Johan Simons zeigt mit Ödön von Horváths "Kasimir und Karoline" die Rückseite der Amüsiergesellschaft und Menschen, die von ihr ausgeschlossen sind. Dass, wenn das Geld fehlt, die Liebe zur Ware wird, ist nur eine der zeitlosen Erkenntnisse des Stücks. Und der Ungar Victor Bodó macht sich selbst zum Gesetz des Handelns in "Die Stunde, da wir nichts voneinander wussten" mit einer Videokamera als Zauberstab für rasante tragikomische Geschichten voller Zufälle. Auch wenn die fantastisch choreografierte Inszenierung oft hektisch aus dem Ruder läuft, Bodós überbordende Fantasie macht aus Peter Handkes stummem Stück eine ganze Stadt der verlorenen Engel.
Die New Yorker Off-Theater-Truppe "Nature Theatre of Oklahoma" hat den Life-Stream zum Theaterkonzept erhoben und die mündlich erzählte Lebensgeschichte eines ihrer Mitglieder zur dreistündigen Musical-Performance verdichtet.
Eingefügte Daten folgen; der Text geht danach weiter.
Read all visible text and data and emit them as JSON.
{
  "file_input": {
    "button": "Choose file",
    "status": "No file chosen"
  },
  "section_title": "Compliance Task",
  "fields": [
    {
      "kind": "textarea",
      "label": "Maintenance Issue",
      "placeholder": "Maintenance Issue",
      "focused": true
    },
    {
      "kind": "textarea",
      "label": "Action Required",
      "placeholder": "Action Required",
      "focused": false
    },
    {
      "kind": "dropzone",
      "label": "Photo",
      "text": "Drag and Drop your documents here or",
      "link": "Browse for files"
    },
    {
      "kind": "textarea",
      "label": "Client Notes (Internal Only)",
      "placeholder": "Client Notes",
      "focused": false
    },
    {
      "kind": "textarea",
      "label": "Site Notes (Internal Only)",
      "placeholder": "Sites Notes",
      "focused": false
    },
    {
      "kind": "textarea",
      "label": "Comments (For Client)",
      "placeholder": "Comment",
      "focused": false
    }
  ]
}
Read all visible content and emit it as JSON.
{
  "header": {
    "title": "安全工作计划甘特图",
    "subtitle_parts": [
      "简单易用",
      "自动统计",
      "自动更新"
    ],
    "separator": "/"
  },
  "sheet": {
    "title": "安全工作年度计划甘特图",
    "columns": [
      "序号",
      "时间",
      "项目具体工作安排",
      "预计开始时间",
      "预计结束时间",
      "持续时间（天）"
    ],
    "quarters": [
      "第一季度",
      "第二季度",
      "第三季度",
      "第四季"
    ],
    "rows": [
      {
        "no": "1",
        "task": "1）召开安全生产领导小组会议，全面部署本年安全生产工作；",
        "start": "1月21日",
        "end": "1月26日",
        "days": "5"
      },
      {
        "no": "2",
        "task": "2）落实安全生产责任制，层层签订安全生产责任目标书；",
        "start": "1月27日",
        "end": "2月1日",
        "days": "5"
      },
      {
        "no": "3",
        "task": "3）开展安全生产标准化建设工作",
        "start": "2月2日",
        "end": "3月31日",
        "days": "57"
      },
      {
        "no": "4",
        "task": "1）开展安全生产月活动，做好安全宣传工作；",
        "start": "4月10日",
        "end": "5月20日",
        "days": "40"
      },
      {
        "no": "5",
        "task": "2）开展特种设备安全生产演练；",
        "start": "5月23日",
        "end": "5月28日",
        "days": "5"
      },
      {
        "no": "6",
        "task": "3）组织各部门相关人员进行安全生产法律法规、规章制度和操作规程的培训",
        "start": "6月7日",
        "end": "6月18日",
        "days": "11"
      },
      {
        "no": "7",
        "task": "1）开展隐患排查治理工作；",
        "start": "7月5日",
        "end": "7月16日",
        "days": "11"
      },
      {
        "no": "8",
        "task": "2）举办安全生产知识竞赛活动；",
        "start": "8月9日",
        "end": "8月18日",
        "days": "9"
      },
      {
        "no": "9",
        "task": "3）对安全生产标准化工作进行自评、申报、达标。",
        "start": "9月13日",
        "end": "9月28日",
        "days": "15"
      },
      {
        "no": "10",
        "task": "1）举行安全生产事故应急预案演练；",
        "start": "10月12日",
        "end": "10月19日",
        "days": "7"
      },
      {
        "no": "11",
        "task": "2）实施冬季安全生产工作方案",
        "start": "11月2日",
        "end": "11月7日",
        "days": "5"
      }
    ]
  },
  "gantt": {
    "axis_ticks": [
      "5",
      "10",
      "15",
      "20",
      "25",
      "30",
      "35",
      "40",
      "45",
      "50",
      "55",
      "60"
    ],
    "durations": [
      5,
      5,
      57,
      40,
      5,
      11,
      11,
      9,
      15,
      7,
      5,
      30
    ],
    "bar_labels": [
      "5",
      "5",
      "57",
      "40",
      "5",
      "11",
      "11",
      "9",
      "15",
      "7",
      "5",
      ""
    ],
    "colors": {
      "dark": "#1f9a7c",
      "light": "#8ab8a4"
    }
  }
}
Mit allen Ähs, Okays und Anyways.
Eine zackige Choreografie nach Art osteuropäischer Spartakiaden liefert den sportlichen Rahmen für diese Konzeptkunst, die manche unsäglich nervt und viele ziemlich begeistert. Dieses Theater hält auch die durchschnittlichste Herkunft für anschlussfähig an Kultur- und Zeitgeschichte!
Kritik an der Auswahl im Vorfeld bezog sich auf die Massierung gerade internationaler Co-Produktionen beim Festival. Die Theatertreffen-Leiterin Iris Laufenberg sieht darin keine Bedrohung:
"Ich glaube, man muss differenzieren. Ich glaube nicht, dass es einen Festivalzirkus in den Stadttheatern gibt oder es eine Nivellierung gibt, sondern es muss sich auch öffnen für internationale Einflüsse. Und da kann man ruhig auch internationale Künstler einladen und an den Strukturen des Stadttheaters partizipieren lassen. Dass da immer noch so eine Angst ist: kennt das Publikum nicht, versteht es nicht, unbekannte Namen, würde ich sagen: Nö. Das Publikum ist offen für Gegenwartsthemen die brennen und die international reflektiert werden."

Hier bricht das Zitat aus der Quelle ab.